Posted by: Elise at May 30, 2009 09:28 AM
I was born in Germany in 1961 and have the Gebursekunde and the State Department's Report of the Birth a Citizen Abroad and a Justice Department Naturalization Certificate as does my older sister. I think that these were all required at the time if one wanted to claim American Citizenship for one's born-abroad offspring. Obama was also born in '61. I had a friend many years ago who was fighting like hell with the Bureaucracy in order to prove that his 18 year old daughter, born abroad, was an American Citizen so that she could get an American passport and study abroad. She lived in the US for 17 years after her birth but there was no record for her and so the State Department refused to grant a passport since her birth certificate clearly showed that she was born elsewhere.
viz the outcome of the California vote, where I live, I think one thing was made clear in that vote. Those who actually pay the taxes and work for a living came out in our tiny droves and voted against the various ponzi schemes proposed by the idiots in Sacramento while those that paid no taxes but derived great benefit from the taxes we pay could not be bothered to head to the polls and cast a vote.
Posted by: Curtis at May 30, 2009 05:48 PM
OK, you guys are apparently missing the entire point on the whole "Obama in Hawaii" thing.
Note: This is NOT to suggest in any way I support any attention getting paid to this issue (yeah, though I'm doing it) -- I think it's a moot and irrelevant point -- worth harping on in the days of the primaries but now, "fuggedaboutit!"
The specific text in the Constitution requires that the PotUS must be a natural-born US citizen, not a naturalized citizen. The obvious idea being that one should have grown up in the USA (or, in the case of a military brat, spent one's entire life around people placing themselves in harm's way for their country) in order to have the kind of executive power over peoples' lives that the PotUS has.
I'm not certain just what the law is on it, but I'm willing to bet that, should Cass's parents not have been US citizens, then being born on a US Naval base would still qualify her for citizenship at adulthood. "Overseas Possessions" (and that, I think, includes military bases and embassies) are included in the notion of "natural-born citizens".
This was specifically relevant with regards to John McCain, who, I gather, was born "in Panama" at the military base there.

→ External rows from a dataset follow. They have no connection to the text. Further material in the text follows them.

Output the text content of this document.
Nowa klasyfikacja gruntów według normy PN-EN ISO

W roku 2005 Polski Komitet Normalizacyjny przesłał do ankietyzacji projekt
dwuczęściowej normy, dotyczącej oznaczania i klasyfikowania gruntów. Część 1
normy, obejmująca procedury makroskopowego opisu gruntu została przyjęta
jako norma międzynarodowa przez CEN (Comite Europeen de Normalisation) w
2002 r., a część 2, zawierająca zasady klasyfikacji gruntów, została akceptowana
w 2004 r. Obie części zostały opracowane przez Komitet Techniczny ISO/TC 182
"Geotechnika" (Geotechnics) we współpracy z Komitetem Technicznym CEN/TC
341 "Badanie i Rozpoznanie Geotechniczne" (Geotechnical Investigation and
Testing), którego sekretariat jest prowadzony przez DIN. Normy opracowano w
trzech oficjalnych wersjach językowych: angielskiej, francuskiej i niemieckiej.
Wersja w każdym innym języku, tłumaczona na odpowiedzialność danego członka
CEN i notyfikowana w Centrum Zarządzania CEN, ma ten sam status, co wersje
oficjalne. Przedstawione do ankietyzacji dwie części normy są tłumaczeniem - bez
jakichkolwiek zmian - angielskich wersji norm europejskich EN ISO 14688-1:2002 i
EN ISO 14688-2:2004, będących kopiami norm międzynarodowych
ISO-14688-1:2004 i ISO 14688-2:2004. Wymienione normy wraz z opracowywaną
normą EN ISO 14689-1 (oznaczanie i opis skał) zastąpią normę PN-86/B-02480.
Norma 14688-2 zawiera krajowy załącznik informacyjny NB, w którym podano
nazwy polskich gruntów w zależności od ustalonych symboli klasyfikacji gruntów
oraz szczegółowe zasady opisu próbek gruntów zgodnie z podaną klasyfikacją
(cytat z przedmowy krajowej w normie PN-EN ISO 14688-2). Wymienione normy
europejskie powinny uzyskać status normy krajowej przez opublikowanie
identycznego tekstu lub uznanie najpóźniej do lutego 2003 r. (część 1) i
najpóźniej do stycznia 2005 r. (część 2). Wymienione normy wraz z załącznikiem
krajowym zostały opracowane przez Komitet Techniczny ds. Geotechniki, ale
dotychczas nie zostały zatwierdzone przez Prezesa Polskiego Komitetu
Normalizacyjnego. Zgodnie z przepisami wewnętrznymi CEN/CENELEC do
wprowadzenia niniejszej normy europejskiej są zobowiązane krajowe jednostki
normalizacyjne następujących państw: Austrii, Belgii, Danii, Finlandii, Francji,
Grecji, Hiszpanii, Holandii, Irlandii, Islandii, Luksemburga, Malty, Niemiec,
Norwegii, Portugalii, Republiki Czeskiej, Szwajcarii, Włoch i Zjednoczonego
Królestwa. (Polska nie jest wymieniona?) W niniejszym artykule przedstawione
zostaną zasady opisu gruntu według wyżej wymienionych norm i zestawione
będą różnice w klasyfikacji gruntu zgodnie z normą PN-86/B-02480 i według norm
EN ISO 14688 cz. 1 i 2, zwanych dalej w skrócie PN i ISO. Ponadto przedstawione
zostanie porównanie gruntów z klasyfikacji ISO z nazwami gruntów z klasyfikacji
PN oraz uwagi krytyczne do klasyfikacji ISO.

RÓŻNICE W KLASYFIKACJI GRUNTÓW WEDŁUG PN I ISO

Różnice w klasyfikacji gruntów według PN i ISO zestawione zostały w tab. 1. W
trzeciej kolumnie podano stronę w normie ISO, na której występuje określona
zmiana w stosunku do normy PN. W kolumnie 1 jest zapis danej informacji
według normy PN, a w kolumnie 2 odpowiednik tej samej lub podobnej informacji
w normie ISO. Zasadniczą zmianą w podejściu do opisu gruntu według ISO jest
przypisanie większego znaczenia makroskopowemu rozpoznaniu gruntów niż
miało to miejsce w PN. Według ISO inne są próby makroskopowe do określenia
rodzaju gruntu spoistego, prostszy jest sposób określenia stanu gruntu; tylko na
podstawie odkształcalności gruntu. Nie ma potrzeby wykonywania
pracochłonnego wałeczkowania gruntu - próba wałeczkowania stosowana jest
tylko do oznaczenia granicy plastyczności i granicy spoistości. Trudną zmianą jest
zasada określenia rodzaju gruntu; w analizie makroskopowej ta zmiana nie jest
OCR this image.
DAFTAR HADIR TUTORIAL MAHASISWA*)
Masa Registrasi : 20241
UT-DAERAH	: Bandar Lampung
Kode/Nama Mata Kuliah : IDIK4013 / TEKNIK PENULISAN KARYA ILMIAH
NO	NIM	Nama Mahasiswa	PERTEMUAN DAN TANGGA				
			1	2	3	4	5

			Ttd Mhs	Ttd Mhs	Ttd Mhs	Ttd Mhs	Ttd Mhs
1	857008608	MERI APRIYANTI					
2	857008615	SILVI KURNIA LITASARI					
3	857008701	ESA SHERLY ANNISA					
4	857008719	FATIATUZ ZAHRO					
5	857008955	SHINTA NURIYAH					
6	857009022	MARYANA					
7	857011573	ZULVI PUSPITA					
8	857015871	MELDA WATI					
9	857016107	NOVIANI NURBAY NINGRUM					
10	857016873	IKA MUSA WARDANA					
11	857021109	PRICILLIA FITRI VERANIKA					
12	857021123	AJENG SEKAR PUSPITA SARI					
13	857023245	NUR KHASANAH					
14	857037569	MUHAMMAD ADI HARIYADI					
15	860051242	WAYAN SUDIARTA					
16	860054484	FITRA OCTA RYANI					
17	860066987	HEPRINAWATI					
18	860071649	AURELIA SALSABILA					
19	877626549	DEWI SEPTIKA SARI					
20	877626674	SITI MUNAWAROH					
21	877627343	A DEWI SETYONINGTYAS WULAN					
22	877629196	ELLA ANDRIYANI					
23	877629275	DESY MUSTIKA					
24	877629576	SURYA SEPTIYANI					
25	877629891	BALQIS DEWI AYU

If Obama, on the other hand, were not born on U.S. soil, then there would have been a realistic Constitutional challenge as to his legitimacy as a candidate for PotUS. Since it's a done deal, it's kind of like going back now and counting the chads for the 2000 election. It's possibly worthwhile as an intellectual exercise, but serves no rational purpose as far as the Bush presidency itself goes. The term "fait accompli" applies.
I suppose that, theoretically, you could argue that he's not a legit president NOW as a result, but the simple fact is that, were that true, then the amount of utter schreklekeit that would spring forth from it would be unimaginable (make Joe Biden PotUS? Why? and go from there...!! ), which means that any such official investigation is guaranteed, on the basis of simple reason ("what decision result causes the least problem to all involved?") to fail in finding such a thing.
It's moot, and it's been moot since November. Any insistence otherwise just makes one look like those whiny-ass February chad-counting libtards.